Kota Ezawa, qui croit que « les artistes sont proches des hors-la-loi », recrée les scènes de crime hollywoodiennes dans des animations vidéo.

Kota Ezawa: Vue de l’installation The Crime of Art (Hollywood Edition), Christopher Grimes Gallery, Santa Monica, CA, 2018 (toutes les images sont une gracieuseté de l’artiste et Christopher Grimes Gallery, Santa Monica)

 

Kota Ezawa se qualifie de « DJ visuel », parce que le remixage de la musique est devenu socialement plus acceptable que l’appropriation d’images en art. « Le scandale de l’appropriation a changé« , a déclaré Ezawa dans une interview avec Hyperallergic. « Personne ne travaille dans l’air. Tout le monde travaille avec quelque chose. »

Ezawa s’est tourné vers les crimes artistiques comme sujet en 2015. Tout a commencé lorsqu’il a recréé les 13 chefs-d’œuvre volés au musée Isabella Stewart Gardner lors du vol non résolu de 1990 (d’une valeur de 500 millions de dollars en œuvres d’art) et qu’il a restauré les vidéos de surveillance des deux hommes déguisés en policiers de Boston. « Le sujet du vol est un peu autoréférentiel parce que, aux yeux de certaines personnes, mon travail est un vol d’image « , a déclaré Ezawa. Il souligne que « les artistes sont proches des hors-la-loi » – « la violation des lois vient naturellement à un projet d’art parce que nous voulons briser les frontières. »

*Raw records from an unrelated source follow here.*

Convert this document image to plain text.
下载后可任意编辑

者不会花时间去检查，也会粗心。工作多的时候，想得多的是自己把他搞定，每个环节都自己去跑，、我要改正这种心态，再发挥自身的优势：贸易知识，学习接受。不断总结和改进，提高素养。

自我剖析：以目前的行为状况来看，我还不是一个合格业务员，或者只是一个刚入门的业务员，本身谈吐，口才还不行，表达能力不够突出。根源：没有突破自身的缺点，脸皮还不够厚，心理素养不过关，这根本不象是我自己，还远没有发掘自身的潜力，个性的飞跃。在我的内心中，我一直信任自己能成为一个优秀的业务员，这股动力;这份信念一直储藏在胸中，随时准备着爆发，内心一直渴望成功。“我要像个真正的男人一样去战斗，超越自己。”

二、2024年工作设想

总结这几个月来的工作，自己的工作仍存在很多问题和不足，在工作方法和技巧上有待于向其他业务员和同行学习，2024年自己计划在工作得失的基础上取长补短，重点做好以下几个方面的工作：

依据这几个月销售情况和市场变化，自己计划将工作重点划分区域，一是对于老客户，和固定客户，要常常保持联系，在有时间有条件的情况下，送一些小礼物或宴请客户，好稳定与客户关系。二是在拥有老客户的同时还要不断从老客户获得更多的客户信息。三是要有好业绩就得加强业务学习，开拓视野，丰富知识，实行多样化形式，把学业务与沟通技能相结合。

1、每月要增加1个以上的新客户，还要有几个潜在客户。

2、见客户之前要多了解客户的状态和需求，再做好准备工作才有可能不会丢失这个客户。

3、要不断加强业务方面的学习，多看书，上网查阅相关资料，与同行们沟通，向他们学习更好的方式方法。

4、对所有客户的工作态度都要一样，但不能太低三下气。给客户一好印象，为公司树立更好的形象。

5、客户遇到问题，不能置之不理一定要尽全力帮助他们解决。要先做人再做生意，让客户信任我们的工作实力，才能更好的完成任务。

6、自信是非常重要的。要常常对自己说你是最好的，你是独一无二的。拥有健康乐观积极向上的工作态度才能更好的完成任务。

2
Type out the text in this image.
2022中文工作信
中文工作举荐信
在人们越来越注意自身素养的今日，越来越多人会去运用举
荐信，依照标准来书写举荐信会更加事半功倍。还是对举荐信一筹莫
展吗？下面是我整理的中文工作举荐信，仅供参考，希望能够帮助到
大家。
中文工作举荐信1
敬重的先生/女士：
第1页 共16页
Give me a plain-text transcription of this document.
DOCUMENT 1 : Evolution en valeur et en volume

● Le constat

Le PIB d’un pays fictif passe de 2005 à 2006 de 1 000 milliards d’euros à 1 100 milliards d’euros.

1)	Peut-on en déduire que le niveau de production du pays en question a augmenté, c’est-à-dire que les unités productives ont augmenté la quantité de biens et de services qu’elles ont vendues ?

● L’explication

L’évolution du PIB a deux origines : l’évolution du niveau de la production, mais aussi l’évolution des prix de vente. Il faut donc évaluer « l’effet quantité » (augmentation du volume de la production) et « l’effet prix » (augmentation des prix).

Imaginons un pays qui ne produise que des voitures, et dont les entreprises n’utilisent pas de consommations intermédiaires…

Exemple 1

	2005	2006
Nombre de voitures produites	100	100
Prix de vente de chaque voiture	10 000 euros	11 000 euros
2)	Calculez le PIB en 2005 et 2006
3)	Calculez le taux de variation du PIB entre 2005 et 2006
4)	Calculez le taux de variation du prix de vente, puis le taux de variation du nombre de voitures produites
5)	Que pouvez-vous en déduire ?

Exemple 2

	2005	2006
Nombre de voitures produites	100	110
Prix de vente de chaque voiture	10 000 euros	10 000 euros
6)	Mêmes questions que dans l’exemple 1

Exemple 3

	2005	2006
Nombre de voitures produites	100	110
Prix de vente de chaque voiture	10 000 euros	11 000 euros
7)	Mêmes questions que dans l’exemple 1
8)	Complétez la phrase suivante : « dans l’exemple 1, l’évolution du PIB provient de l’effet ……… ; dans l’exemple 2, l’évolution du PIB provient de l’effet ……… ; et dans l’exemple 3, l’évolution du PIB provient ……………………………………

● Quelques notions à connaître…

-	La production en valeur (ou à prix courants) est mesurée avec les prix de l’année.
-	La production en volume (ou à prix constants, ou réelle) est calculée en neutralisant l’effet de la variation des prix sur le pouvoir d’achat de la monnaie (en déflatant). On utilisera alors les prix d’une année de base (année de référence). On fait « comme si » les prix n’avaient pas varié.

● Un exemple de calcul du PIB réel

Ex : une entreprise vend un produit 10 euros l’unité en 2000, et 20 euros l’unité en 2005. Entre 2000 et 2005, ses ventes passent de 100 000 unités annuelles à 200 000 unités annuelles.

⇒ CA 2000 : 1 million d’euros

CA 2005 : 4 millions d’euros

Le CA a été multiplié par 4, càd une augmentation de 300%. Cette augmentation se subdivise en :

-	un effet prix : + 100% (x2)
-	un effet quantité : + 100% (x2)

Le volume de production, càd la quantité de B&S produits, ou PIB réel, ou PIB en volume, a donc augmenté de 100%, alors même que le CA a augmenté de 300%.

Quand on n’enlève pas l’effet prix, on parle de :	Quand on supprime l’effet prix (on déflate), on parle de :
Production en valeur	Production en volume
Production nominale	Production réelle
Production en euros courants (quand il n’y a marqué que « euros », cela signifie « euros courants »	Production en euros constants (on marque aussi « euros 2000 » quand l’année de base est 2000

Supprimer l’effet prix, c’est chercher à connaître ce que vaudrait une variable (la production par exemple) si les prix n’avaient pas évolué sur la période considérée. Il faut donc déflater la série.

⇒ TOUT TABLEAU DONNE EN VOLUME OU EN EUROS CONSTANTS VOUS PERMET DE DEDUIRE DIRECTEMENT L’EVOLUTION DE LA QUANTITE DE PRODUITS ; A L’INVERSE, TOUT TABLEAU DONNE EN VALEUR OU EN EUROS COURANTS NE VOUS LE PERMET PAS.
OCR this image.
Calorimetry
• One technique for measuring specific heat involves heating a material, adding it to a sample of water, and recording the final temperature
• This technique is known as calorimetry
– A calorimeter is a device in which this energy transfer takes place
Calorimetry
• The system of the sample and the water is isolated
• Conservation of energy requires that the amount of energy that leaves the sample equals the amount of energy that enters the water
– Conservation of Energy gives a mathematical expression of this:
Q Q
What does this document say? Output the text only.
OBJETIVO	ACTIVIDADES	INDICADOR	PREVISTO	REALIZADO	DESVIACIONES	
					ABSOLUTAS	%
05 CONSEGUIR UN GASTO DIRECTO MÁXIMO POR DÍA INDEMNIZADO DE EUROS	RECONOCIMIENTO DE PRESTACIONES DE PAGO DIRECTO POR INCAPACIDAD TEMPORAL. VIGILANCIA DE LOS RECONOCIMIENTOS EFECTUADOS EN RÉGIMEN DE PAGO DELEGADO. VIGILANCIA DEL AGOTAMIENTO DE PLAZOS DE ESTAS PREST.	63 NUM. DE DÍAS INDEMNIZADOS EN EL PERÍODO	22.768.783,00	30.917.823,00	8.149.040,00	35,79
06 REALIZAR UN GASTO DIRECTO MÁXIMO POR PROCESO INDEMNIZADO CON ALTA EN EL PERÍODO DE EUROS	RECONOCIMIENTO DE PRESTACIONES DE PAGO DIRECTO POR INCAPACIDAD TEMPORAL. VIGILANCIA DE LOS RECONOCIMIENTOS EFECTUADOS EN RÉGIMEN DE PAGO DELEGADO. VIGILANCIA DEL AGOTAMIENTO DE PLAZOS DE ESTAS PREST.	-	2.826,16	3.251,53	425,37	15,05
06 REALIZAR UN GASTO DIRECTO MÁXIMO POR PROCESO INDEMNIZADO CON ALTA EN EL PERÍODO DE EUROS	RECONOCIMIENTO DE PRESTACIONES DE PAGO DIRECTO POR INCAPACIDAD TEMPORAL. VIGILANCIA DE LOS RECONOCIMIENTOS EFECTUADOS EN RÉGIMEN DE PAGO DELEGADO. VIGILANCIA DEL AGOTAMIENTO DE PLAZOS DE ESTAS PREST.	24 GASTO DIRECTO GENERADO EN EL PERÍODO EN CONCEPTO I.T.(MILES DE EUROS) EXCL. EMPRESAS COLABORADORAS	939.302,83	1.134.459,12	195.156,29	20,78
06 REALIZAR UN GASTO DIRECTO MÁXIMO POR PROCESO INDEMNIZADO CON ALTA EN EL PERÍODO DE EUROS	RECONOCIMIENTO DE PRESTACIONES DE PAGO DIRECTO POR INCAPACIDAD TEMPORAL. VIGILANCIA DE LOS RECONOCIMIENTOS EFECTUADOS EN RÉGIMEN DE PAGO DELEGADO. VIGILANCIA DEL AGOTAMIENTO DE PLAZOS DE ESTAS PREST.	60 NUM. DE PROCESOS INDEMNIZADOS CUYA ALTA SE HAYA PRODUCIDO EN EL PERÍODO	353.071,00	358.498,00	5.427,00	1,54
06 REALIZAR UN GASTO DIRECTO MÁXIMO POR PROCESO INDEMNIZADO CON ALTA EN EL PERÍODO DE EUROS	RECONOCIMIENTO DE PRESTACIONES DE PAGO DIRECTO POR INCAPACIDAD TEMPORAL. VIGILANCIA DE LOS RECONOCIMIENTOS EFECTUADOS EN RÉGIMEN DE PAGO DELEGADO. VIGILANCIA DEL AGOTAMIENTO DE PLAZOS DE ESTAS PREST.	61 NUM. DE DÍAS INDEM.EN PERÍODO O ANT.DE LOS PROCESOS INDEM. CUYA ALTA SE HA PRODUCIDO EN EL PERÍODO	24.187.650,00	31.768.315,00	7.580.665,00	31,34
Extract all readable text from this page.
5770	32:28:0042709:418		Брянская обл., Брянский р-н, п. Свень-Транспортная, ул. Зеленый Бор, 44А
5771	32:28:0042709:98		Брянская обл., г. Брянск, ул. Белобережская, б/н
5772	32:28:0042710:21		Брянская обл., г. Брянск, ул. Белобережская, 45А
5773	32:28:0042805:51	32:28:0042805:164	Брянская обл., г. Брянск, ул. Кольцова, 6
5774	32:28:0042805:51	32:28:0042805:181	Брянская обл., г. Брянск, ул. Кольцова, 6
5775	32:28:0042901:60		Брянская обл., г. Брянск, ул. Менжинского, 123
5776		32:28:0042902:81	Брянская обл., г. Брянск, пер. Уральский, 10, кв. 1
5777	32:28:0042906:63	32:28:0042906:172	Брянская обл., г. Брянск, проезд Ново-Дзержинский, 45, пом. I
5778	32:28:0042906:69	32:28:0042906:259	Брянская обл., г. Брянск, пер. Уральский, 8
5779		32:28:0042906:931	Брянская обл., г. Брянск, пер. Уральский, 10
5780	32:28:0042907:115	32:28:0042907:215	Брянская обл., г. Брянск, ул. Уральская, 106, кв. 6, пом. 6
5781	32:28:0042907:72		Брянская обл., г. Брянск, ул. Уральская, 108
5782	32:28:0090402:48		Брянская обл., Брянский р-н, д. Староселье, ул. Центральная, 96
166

Dans son exposition The Crime of Art (Hollywood Edition) à la Christopher Grimes Gallery, Ezawa s’approprie des scènes de viol d’art de films hollywoodiens célèbres: le vol d’un tableau de Monet dans The Thomas Crown Affair (1999), un Rembrandt in Entrapping (1999), un Cellini dans How to Steal a Million (1966) et un poignard incrusté d’émeraude dans Topkapi (1964). En utilisant son style iconique de caricature, il recrée les scènes de crime dans des animations vidéo, mais laisse les œuvres originales telles qu’elles apparaissent dans les films originaux, plutôt que d’utiliser la rotoscopie. Dans ce renversement inattendu de la fiction et de la réalité, les œuvres d’art apparaissent réelles, mais tout le reste de la vidéo est reconditionné comme une fiction.

Ezawa remixe également des extraits sonores des films originaux pour créer une bande-son qui n’a ni début ni fin. Les projections à trois écrans n’ont pas besoin de temps de visionnement, un peu comme contempler une œuvre d’art qui n’ a pas de narration linéaire.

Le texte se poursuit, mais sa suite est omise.